Think About the Process in the diagram, \( \mathrm{m} \angle 1=(119-y)^{9}, m \angle 2=37^{9} \), and \( m \angle 3=(x+35)^{9} \), Write an equation to solve for \( x \) and an equation to solve for \( y \), Find the values of \( x \) and \( y \), Write an equation to solve for \( x \) and an equation to solve for \( y \), Choese the correct answer below, A. \( x+35=90 \) and \( 37+119-y=90 \) B. \( 37+x+35=180 \) and \( 119-y=90 \) C. \( 37+x+35=90 \) and \( 119-y=90 \) D. \( 37+x+35=90 \) and \( 119-y=180 \)

To solve for \( x \) and \( y \), we need to recognize the relationships between the angles in the diagram. Typically, angles in geometric figures either add up to 180 degrees (as in a triangle) or they can be complementary (adding up to 90 degrees).
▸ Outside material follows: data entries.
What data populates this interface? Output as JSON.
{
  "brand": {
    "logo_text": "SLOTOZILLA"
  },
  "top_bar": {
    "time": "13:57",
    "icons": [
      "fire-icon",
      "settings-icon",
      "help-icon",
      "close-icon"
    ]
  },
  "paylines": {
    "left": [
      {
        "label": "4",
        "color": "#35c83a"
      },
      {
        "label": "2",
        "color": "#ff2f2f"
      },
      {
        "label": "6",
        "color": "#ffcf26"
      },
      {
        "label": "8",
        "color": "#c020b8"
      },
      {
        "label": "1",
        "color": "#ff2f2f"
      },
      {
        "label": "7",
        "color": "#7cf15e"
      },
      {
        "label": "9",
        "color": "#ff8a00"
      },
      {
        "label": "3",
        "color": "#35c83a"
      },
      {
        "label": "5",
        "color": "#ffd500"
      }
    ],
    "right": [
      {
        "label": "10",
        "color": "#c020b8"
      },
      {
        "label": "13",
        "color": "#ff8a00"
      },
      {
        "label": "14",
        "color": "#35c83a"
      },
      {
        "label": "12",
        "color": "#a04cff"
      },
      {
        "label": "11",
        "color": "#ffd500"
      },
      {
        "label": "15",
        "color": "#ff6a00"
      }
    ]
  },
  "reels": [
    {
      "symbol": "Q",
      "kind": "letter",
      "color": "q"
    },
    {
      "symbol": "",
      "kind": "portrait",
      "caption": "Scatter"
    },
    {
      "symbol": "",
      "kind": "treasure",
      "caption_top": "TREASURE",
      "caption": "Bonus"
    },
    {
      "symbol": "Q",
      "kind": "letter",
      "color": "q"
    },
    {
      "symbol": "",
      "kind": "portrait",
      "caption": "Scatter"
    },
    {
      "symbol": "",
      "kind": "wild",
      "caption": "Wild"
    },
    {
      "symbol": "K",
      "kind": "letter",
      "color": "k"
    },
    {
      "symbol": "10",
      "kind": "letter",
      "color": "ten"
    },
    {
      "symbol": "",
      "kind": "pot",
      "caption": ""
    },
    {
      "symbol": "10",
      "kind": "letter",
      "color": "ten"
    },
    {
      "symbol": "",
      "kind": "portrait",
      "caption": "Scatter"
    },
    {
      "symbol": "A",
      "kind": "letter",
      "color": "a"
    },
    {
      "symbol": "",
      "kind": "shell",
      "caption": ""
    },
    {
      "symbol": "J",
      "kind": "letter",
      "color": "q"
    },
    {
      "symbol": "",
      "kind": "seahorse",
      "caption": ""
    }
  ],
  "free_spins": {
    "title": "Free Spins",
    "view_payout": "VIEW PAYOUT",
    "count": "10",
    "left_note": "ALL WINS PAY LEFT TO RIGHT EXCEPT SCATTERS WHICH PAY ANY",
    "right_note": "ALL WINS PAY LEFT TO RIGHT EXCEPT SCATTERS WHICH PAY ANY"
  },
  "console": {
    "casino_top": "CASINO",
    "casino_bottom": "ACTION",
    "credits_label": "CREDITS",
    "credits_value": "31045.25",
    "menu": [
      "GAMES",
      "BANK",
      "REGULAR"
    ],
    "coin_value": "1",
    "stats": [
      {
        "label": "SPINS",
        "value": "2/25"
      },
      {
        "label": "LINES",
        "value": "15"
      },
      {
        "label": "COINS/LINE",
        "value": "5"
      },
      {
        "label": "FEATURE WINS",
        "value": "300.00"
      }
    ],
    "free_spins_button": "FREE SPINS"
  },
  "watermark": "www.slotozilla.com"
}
Moving on to our equations, based on the structure given: 1. The equation for angle \( x \) can be derived assuming angles fit the triangle sum of 180 degrees: \( 37 + x + 35 = 180 \). 2. For the measurement of \( y \), since we've \( \mathrm{m} \angle 1 = (119 - y)^9 \) and we need this to be an angle relevant for complementary conditions, it would be logical to consider \( 119 - y = 90 \). Now putting these together, we can review the options: By analyzing: A. \( x + 35 = 90 \) and \( 37 + 119 - y = 90 \) B. \( 37 + x + 35 = 180 \) and \( 119 - y = 90 \) C. \( 37 + x + 35 = 90 \) and \( 119 - y = 90 \) D. \( 37 + x + 35 = 90 \) and \( 119 - y = 180 \) The correct option that fits our derived relationships is **B**: \( 37 + x + 35 = 180 \) and \( 119 - y = 90 \). Once we've chosen option B: 1. For \( x \), rearranging gives \( x = 180 - 37 - 35 = 108 \). 2. For \( y \), we find \( y = 119 - 90 = 29 \). Thus, \( x = 108 \) and \( y = 29 \). Happy calculating!